L’inflation en soutien, à moyen terme ? Le risque inflationniste pourrait pousser les investisseurs vers l’or. En effet, le métal jaune permet de préserver son pouvoir d’achat sur longue période et constitue ainsi un rempart face à l’inflation. 

Or, on pourrait voir certaines poches inflationnistes apparaître. Surtout « si la production devenait de plus en plus locale. En effet, les entreprises, prenant conscience de leur vulnérabilité en faisant fabriquer au bout du monde, en Chine notamment, vont de plus en plus songer à rapatrier une partie de leur production ce qui coûte bien évidemment plus cher – et sera répercuté sur le client final », explique Mirabaud Securities.Les obligations d’État ne rapportent plus rien, l’or va en profiter.
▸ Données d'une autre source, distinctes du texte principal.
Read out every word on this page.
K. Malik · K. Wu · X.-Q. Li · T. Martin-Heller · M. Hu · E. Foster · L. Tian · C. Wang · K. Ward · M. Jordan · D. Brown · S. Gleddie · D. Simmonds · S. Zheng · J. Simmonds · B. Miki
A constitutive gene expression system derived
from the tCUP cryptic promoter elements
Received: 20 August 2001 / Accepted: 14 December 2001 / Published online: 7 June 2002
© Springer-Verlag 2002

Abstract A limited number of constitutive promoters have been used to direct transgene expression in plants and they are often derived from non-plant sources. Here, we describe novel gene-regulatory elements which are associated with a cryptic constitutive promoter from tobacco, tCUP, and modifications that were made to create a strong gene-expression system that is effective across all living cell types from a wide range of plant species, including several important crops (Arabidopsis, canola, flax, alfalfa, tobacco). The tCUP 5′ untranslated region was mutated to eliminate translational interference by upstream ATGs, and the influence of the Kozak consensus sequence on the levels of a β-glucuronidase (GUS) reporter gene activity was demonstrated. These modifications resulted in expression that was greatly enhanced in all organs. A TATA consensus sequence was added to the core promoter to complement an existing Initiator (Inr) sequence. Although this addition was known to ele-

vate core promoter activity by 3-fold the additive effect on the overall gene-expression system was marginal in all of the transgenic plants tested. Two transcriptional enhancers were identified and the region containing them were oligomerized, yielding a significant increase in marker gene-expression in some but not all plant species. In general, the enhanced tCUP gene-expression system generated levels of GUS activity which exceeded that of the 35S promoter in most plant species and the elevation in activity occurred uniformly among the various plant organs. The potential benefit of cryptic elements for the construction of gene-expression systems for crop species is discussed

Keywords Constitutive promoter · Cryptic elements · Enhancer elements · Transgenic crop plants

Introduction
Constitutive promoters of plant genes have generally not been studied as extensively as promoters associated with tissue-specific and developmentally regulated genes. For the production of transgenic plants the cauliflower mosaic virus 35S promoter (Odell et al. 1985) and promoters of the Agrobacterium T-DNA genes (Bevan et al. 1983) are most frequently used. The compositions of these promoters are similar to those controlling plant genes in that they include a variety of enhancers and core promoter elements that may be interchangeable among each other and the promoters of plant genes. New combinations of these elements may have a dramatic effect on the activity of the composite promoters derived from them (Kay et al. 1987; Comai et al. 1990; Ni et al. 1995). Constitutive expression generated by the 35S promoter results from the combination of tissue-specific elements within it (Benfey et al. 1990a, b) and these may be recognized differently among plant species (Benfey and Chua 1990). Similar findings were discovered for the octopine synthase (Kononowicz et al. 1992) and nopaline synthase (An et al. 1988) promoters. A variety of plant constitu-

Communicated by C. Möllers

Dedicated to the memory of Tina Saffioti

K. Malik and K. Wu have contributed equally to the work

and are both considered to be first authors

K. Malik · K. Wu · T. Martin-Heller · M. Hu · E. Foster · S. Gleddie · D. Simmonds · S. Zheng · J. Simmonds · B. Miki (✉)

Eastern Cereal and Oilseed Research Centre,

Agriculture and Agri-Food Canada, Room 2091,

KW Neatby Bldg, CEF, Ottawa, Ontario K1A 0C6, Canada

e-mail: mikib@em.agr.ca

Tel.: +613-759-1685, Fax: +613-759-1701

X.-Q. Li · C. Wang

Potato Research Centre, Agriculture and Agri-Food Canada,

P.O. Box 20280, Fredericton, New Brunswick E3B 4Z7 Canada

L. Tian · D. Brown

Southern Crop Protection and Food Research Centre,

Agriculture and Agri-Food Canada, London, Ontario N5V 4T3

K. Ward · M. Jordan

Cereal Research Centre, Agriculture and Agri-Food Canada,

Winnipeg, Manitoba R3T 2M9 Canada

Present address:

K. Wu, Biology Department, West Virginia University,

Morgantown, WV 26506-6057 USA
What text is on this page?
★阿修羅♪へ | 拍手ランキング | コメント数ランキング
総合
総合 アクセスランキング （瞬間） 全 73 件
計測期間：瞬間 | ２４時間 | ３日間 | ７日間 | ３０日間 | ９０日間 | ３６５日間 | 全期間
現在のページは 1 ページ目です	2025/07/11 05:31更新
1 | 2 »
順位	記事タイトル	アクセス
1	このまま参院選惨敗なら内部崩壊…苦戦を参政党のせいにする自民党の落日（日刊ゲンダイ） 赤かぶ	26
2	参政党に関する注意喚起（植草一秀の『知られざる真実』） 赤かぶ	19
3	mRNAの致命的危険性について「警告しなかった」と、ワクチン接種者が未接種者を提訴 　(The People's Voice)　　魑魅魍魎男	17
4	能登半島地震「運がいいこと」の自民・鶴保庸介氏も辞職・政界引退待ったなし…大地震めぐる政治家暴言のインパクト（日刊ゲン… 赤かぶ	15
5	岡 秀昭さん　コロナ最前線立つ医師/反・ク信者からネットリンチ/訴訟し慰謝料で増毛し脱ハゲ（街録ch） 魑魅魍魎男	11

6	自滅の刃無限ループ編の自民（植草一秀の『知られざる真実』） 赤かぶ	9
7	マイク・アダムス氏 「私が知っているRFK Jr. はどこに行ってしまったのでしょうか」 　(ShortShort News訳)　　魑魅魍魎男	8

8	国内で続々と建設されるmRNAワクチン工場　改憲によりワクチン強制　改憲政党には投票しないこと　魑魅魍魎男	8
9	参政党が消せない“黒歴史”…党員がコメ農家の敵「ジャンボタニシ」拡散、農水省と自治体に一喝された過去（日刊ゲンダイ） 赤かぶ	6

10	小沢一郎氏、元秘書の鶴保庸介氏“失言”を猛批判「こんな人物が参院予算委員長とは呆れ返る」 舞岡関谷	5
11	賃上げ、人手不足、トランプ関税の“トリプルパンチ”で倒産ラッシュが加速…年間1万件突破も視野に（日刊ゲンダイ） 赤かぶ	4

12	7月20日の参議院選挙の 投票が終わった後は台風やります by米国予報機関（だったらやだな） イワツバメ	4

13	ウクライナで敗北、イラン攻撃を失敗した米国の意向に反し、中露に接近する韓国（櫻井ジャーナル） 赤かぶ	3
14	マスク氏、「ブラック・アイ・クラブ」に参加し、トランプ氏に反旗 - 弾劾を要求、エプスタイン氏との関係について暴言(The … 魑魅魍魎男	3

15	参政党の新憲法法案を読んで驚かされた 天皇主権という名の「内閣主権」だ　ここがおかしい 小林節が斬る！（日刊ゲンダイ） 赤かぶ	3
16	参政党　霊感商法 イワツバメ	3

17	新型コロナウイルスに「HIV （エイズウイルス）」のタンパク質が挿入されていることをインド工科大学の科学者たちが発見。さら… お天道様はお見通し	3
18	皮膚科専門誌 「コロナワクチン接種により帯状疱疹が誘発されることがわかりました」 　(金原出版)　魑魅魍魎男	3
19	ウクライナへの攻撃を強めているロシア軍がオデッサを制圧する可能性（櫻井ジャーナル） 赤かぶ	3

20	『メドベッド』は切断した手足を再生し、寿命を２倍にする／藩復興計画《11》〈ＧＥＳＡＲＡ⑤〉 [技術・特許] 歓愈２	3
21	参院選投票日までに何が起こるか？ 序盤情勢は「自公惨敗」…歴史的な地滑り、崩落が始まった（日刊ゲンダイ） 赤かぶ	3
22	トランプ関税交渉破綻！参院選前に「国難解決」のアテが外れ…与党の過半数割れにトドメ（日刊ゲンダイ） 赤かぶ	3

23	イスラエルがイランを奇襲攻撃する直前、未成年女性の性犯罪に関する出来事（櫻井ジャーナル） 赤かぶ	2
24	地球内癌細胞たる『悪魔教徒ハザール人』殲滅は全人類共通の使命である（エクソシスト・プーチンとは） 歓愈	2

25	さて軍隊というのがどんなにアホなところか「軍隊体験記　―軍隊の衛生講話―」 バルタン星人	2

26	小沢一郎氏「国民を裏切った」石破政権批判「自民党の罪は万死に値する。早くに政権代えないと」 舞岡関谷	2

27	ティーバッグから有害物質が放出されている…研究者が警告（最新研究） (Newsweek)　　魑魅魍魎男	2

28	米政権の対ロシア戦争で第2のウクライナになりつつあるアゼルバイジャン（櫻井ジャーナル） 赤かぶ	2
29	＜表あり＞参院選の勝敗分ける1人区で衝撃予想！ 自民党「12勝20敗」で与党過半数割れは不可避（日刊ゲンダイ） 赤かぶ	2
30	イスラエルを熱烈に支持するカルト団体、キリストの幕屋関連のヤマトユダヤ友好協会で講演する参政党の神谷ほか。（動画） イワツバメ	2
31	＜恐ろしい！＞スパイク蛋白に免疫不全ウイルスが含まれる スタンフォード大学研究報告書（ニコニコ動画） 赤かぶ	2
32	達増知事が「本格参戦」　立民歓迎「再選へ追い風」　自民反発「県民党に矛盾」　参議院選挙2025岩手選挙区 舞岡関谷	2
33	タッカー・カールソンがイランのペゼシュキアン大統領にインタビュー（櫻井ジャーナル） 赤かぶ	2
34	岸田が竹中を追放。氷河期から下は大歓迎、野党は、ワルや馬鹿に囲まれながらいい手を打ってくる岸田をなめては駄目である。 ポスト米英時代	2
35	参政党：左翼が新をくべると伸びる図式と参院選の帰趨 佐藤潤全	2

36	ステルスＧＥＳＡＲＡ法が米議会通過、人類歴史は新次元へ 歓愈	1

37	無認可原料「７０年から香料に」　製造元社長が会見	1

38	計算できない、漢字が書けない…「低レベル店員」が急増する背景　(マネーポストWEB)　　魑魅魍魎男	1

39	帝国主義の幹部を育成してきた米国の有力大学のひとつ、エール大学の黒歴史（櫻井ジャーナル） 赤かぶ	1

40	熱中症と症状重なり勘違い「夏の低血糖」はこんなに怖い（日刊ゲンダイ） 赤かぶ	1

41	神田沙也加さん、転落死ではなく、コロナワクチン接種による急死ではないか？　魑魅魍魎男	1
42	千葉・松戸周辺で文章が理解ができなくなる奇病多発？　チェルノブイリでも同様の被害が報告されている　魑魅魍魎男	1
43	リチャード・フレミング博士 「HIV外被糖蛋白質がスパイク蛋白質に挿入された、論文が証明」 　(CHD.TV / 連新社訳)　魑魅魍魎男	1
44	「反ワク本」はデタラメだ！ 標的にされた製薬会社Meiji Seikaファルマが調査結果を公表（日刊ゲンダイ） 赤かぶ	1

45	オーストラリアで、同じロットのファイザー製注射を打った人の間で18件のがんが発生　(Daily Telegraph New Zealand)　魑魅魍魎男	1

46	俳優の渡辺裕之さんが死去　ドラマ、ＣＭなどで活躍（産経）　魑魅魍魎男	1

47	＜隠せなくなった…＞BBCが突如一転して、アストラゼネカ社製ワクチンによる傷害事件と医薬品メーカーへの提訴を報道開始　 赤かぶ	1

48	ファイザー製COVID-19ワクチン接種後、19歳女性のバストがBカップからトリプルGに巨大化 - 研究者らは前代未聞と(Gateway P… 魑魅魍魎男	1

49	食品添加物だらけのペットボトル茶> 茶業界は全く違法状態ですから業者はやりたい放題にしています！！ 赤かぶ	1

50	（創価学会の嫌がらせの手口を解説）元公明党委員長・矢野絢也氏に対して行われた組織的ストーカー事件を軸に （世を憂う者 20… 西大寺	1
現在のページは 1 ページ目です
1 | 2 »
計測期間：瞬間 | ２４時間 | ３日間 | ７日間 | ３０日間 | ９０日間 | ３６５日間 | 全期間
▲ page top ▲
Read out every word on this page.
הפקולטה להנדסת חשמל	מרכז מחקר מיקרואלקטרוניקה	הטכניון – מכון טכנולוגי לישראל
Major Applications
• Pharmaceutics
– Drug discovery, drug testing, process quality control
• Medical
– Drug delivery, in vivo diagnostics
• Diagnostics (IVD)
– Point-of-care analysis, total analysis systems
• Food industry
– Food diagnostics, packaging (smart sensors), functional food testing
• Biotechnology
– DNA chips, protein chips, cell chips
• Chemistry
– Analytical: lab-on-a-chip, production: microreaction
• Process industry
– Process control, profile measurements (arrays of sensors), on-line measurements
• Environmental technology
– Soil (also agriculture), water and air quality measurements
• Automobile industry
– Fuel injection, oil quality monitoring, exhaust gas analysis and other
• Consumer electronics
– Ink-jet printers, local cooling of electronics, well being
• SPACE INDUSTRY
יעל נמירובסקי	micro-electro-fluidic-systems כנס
Historiquement rémunératrices, les obligations ont souvent offert une belle alternative à l’or, par le passé, quand les taux réels étaient consistants. Le récent effondrement des rendements des titres d’emprunts d’État (le taux à 10 ans des obligations souveraines américaines a fondu à 0,65 % dernièrement) a cependant « changé la donne et la réflexion des investisseurs », note Mirabaud Securities.

Les achats massifs des Banques centrales des pays émergents en soutien. Russie, Chine, Pologne… Ces dernières années, les grandes Banques centrales du monde émergent ont massivement acheté de l’or, apportant ainsi un soutien de poids au métal jaune. « De nombreuses Banques centrales cherchent à dédollariser [leurs réserves de change, NDLR] ou tout simplement à se diversifier », explique Mirabaud Securities. La Banque centrale russe, quant à elle, a été la plus grosse acheteuse d’or au cours des dernières années, Vladimir Poutine, le président de la Fédération de Russie, cherchant à briser la dépendance à l’égard du dollar américain alors que les relations avec les États-Unis restent tendues. « Au cours de la dernière décennie, le pays a quadruplé ses réserves d’or en s’éloignant des actifs américains », rapporte la société.

Que dit l’analyse technique ? Porté par sa moyenne mobile à 50 semaines, l’or suit une tendance haussière de fond. Dernièrement, le franchissement successif des résistances de 1 745-1 750 dollars et 1 765-1 775 dollars l’once est de bon augure pour les perspectives du cours. On pourra viser 1 790-1 800 dollars, 1 820-1 828 dollars, et enfin 1 911-1 921 dollars (record historique), voire 2 000 dollars si l’Histoire devait se répéter.